When compared to other parts of the world, there looks to be plenty of scope for growth for the Middle East’s LCCs. According to Boeing, 33 per cent of short-haul traffic globally is on no-frills airlines, led by southeast Asia where the figure is 62 per cent. 

However, in the Middle East at present, this figure lies at 13 per cent. Supporting LCCs’ potential for growth in region, in October 2019, Air Arabia and Etihad Aviation Group announced strategic plans to launch a new budget carrier.  

Based out of Abu Dhabi Airport, Air Arabia Abu Dhabi will become the fifth airline to operate in the UAE – and the capital’s first low-cost airline.  

In the same month, Indian low-cost carrier SpiceJet announced plans to launch an airline that will be based at Ras al Khaimah (RAK) International Airport following the signing of an MoU with the airport to start direct flights between RAK and New Delhi.  
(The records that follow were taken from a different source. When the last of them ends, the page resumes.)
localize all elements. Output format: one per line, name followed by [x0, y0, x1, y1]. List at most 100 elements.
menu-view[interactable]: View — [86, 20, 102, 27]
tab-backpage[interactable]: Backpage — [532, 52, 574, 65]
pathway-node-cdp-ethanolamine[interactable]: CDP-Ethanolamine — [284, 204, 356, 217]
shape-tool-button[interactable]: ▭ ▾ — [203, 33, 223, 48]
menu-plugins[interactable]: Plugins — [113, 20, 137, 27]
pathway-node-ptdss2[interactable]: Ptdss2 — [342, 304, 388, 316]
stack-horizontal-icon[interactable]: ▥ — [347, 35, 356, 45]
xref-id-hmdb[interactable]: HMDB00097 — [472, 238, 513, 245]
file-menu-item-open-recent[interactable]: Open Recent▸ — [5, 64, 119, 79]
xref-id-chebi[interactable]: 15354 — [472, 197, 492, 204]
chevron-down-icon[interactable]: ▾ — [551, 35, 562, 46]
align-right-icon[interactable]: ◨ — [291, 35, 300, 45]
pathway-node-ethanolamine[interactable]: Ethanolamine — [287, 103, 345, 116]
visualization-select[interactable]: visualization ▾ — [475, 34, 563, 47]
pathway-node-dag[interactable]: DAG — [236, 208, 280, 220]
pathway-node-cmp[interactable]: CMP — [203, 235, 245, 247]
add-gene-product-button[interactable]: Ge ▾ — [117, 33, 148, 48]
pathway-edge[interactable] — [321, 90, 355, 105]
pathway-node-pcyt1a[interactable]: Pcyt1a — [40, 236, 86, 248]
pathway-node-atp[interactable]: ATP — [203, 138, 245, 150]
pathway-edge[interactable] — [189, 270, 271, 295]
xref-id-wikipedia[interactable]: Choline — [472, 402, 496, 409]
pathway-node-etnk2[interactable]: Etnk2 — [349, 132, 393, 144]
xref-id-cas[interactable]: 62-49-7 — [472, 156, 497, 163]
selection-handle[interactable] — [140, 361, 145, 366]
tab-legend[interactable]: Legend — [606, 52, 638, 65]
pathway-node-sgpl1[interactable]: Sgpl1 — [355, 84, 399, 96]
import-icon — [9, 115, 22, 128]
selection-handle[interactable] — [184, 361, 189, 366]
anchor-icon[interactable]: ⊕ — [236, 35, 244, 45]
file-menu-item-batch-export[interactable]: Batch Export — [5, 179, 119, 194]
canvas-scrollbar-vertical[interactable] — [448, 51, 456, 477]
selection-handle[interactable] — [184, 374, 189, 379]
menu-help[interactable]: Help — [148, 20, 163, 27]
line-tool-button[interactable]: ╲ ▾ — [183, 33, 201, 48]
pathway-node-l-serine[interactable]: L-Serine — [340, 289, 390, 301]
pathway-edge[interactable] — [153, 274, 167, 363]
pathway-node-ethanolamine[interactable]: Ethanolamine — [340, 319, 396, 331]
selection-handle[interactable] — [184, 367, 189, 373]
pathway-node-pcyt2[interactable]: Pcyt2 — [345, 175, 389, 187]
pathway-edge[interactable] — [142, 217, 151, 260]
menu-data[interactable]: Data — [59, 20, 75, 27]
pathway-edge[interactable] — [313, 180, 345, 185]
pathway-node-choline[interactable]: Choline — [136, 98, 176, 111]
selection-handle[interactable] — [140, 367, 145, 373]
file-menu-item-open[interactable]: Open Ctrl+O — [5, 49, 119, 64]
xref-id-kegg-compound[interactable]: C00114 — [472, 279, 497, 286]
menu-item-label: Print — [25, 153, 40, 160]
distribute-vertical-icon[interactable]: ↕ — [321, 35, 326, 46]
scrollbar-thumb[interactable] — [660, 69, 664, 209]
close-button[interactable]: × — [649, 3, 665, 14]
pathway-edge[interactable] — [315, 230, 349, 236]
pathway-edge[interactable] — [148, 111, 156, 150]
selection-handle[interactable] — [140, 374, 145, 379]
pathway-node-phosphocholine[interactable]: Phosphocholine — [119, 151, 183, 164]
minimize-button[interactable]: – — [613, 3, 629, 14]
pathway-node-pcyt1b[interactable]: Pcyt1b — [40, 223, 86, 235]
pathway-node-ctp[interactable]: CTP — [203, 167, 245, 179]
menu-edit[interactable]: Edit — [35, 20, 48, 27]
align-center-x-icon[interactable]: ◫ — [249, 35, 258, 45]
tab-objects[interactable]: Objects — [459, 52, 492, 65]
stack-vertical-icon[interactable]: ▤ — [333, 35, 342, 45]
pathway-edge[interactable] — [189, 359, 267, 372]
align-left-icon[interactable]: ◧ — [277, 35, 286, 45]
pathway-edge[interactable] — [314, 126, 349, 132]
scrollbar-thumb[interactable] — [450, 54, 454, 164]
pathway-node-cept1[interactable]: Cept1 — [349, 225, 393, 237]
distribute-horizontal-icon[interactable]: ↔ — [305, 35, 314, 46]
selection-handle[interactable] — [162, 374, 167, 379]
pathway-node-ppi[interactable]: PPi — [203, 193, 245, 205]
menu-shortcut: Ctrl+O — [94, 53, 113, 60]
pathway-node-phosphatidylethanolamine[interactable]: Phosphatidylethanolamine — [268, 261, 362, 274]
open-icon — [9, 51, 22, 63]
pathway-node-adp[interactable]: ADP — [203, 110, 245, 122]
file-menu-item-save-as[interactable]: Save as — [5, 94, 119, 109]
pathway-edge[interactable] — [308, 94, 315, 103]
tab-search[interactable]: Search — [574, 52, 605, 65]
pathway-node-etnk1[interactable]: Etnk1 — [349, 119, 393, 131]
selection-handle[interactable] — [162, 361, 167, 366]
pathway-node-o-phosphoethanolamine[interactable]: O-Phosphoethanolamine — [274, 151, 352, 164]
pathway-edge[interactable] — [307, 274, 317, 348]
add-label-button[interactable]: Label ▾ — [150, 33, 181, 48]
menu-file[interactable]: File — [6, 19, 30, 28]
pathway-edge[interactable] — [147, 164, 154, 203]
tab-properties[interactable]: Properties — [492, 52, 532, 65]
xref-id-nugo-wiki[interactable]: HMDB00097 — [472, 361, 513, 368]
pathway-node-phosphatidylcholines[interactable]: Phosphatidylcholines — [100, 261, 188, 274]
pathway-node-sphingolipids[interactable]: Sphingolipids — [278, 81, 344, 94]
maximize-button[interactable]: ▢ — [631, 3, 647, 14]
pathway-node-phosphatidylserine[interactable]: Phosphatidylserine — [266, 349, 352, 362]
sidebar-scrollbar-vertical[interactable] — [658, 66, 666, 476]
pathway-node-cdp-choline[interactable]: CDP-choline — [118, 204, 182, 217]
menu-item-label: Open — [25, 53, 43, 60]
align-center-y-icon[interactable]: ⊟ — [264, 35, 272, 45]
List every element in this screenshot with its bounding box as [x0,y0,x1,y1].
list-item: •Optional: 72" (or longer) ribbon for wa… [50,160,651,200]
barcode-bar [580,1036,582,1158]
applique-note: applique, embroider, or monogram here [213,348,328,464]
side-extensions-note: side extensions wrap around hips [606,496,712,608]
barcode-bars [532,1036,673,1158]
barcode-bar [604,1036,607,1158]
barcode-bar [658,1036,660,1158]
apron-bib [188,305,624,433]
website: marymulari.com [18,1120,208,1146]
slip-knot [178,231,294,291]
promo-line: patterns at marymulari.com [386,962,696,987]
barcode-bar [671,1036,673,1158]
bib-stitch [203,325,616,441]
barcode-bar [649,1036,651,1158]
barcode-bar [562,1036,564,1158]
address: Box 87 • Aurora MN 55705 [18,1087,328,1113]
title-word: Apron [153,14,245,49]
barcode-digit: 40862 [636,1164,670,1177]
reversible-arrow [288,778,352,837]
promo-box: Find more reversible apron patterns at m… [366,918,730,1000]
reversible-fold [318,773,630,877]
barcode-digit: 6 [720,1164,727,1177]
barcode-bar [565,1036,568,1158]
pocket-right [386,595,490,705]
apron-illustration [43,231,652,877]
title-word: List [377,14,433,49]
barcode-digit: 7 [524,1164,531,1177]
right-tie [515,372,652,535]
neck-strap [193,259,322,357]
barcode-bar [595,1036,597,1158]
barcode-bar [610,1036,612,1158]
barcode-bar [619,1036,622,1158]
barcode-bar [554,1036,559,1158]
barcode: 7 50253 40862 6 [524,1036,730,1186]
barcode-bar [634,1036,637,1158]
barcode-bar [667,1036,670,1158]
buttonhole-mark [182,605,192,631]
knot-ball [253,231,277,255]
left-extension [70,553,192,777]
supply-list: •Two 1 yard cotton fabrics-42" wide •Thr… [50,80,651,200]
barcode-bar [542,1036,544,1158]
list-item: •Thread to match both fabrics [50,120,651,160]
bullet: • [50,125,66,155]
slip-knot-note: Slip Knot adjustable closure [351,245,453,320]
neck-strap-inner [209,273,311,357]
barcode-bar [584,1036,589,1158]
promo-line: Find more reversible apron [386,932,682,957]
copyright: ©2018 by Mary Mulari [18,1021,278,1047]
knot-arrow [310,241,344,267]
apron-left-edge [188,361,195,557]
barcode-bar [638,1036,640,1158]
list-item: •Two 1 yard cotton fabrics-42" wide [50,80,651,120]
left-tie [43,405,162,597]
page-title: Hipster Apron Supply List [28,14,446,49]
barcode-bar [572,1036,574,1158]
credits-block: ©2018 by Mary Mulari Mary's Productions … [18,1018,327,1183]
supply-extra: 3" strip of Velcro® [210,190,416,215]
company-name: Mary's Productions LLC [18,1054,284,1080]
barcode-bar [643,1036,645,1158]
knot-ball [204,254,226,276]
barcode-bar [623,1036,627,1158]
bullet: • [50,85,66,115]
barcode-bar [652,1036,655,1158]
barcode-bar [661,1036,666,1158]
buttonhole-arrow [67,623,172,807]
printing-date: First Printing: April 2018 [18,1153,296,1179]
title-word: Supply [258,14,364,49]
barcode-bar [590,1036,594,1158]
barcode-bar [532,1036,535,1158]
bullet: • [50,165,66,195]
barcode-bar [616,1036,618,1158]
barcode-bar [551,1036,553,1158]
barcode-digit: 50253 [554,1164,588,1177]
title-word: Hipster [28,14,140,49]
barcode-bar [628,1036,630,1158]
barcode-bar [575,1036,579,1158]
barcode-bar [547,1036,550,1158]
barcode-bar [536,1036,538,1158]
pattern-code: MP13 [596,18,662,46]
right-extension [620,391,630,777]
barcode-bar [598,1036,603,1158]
Meanwhile, Wizz Air – a Hungarian low-cost carrier – and Abu Dhabi Developmental Holding Company announced in December that they had reached an ‘agreement in principle’ to set up a new airline based in the UAE capital.  

Curtis said, “The rise of LCCs in the region appears to be bringing some fresh momentum to the aviation industry, with research predicting 50 per cent of airline traffic to be on routes of less than 2,000 miles by 2038, a trend which Airbus described as ‘fertile territory for the LCC business model’ in their most recent report.”